The aim of this post is to present 1) empirical bases that support the way I think about buy-side M&A 2) a methodology for finding and prioritizing targets.
The empirical foundations that support the way I think about M&A
Historically, M&A activities have received a bad reputation due to a frequently cited failure rate of 70% to 90% (HBR).
However, this research does not analyze the failure rate by type of transaction, hiding what has the potential to work in M&A.
The first research I look at comes from Credit Suisse which analyzed the probability of success of M&A according to the type of transaction.
The second research I look at comes from McKinsey who wanted to understand the type of M&A strategy that creates the most value. They found that companies that had a well-established M&A program and made several small acquisitions were the most successful. The characteristics they found are:
- On average, executes at least one transaction per year.
- No transaction exceeds 30% of the company’s value.
- Accumulating more than 30% of the value of a business over 10 years.

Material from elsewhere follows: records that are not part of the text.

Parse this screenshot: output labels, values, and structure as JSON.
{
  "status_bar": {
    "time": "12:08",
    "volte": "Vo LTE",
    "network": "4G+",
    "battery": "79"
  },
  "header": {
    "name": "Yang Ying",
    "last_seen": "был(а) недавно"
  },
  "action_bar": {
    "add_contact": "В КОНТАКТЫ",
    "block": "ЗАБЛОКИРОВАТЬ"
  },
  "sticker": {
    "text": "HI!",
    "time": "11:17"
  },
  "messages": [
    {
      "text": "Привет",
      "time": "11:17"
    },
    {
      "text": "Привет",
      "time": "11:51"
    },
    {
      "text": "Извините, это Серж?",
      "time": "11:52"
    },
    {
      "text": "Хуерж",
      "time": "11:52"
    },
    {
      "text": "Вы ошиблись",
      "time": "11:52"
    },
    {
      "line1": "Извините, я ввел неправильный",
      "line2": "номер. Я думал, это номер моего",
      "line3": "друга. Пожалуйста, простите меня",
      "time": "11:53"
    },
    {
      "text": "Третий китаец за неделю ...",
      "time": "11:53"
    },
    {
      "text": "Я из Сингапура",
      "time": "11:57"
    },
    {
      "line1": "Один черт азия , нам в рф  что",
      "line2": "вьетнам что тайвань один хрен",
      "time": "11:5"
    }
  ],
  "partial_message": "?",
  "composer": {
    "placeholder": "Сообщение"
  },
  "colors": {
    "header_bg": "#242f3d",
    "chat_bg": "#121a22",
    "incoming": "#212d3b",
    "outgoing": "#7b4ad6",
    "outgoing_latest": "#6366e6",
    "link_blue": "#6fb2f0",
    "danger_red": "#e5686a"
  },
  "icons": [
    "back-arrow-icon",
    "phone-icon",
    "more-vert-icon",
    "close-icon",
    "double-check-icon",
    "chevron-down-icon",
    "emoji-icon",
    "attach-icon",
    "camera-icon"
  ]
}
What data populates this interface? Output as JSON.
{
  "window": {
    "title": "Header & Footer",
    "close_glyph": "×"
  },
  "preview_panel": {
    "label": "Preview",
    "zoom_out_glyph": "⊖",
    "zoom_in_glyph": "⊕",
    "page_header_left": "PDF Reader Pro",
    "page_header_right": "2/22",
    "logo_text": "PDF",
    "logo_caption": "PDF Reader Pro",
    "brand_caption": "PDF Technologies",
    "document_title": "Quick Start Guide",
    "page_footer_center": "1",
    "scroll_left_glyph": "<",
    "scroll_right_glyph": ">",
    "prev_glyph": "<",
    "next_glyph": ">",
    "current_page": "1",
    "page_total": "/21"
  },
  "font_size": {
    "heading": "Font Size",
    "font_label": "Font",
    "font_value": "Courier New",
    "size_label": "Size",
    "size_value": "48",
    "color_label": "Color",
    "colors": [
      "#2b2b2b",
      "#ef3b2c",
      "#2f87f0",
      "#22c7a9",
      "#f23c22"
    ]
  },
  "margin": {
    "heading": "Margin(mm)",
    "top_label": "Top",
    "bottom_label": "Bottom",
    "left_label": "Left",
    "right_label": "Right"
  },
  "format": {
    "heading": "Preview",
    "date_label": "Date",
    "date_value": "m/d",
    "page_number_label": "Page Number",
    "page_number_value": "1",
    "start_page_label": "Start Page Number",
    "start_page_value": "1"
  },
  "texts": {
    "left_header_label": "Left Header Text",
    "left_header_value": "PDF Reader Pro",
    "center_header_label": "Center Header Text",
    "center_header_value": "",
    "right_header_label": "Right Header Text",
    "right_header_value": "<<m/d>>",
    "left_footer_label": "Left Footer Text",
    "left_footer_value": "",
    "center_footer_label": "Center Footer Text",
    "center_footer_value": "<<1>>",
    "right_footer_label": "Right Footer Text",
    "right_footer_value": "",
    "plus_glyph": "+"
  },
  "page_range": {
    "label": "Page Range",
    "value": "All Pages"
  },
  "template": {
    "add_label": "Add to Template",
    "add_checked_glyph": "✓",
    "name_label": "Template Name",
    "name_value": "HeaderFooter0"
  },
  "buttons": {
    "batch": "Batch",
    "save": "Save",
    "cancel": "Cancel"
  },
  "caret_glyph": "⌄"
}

Methodology for identifying and prioritizing targets
First, we need to do a market mapping of all product and service categories adjacent to the acquirer’s primary products and services to look at the targets that play into those categories.
Then, we do a first prioritization of the list of targets by looking at the price vs. the availability of targets and the ease of organic growth:
- Price vs. availability of targets: this describes the relative valuation of targets compared to historical valuations and takes into account the scarcity of the asset.
- Ease of Organic Growth: Illustrates the acquirer’s ability to replace the proposed M&A initiative by developing its capabilities organically.
Finally, we apply a list of criteria to narrow the list of targets.
The criteria fall into two categories:
- Performance measures to assess the attractiveness of targets: product and service capabilities, market leadership and financial profile.
- Risk mitigation considerations to ensure ease of integration: technology fit, similar buyer profile, and bundling of complementary products and services with the current go-to-market model.
That gives us a final list and the team can begin to define reachout strategies. Typically, I update this list quarterly depending on what is happening in the market.